Choi response criteria are reproducible, more sensitive, and more precise than RECIST in assessing the response of GISTs to imatinib mesylate. Response by Choi criteria, unlike response by RECIST, correlates significantly with TTP and DSS. Response by Choi criteria should be incorporated routinely into future studies of GIST therapy. We should desist using RECIST, at least in GIST.
实体瘤疗效评价标准(RECIST)在评估伊马替尼治疗的胃肠道间质瘤(GIST)时不够敏感。Choi标准以对比增强CT上肿瘤大小缩小10%或密度降低15%作为反应标准,在一组小样本的经正电子发射断层扫描测定显示有反应的患者训练集中,该标准与反应情况相关性良好,并且比RECIST标准更能预测肿瘤进展时间(TTP)。本研究旨在在一个独立数据集中验证这些观察结果。
采用RECIST标准和Choi标准对58例接受伊马替尼治疗的GIST患者进行评估。将这些患者的TTP与训练集中患者的TTP进行比较。最初对患者进行至28个月的随访分析,之后将随访时间延长至60个月进行生存分析。

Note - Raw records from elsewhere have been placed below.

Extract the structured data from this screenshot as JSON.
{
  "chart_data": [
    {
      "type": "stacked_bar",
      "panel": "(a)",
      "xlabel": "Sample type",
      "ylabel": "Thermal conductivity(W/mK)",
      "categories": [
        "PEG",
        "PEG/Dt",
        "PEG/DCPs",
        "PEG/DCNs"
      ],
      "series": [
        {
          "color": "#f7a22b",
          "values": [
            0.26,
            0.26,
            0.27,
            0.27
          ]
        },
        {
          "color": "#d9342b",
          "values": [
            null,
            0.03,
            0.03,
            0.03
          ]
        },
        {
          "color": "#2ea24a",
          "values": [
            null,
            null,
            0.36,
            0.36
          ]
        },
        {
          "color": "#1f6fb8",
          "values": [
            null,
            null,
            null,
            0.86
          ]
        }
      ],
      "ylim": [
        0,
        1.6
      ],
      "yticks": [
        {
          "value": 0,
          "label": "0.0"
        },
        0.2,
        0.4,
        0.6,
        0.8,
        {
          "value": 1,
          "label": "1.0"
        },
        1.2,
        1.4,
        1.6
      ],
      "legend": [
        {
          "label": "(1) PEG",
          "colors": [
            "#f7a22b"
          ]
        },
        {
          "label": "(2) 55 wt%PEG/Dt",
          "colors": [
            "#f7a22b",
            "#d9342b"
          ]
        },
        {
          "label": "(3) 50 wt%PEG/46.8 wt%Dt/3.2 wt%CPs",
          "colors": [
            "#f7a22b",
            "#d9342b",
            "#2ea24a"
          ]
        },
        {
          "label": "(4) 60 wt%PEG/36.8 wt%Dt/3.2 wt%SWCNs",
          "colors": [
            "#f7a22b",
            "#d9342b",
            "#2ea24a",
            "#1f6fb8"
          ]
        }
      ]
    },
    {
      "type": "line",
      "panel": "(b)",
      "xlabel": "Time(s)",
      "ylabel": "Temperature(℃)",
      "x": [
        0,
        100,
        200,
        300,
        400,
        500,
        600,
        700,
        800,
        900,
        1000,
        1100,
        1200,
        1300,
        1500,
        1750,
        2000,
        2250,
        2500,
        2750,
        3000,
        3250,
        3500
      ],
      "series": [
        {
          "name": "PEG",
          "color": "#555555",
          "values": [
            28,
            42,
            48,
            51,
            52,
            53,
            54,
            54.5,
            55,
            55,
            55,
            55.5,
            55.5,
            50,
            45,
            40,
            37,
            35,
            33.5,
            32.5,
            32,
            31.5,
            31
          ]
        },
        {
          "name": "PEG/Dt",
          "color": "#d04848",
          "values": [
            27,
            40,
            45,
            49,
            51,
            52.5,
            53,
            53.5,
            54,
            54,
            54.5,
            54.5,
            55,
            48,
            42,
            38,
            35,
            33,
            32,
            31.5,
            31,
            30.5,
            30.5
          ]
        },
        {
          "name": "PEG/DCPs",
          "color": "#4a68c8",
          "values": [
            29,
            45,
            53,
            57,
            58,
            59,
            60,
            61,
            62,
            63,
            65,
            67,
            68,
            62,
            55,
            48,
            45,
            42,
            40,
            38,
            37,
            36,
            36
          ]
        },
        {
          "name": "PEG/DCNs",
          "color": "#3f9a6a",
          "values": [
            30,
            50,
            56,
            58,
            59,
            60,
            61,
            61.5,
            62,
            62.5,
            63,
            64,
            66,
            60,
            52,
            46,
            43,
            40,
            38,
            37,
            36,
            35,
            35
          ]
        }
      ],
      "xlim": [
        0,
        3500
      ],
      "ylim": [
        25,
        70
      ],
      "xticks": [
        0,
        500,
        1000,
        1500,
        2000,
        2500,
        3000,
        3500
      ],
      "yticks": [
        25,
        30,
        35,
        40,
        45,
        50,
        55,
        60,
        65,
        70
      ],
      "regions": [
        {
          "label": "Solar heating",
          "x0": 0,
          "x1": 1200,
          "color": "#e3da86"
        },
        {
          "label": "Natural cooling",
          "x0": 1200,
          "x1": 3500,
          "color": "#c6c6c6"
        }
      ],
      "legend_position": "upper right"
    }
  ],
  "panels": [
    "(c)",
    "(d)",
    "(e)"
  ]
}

在2个月时CT符合Choi反应标准的患者,其TTP显著优于不符合该标准的患者(P = 0.0002),而RECIST标准下的反应组与TTP无显著相关性。即使将两组的98例患者一起分析,RECIST标准下的反应组与TTP仍无显著相关性,而Choi标准下的反应组与TTP显著相关。疾病特异性生存(DSS)也与Choi标准下的反应组显著相关(P = 0.04),但与RECIST标准下的反应组无关。
在评估GIST对甲磺酸伊马替尼的反应时,Choi反应标准比RECIST标准更具可重复性、更敏感且更精确。与RECIST标准不同,Choi标准下的反应与TTP和DSS显著相关。Choi标准下的反应应常规纳入未来GIST治疗研究中。我们应停止使用RECIST标准,至少在GIST研究中应如此。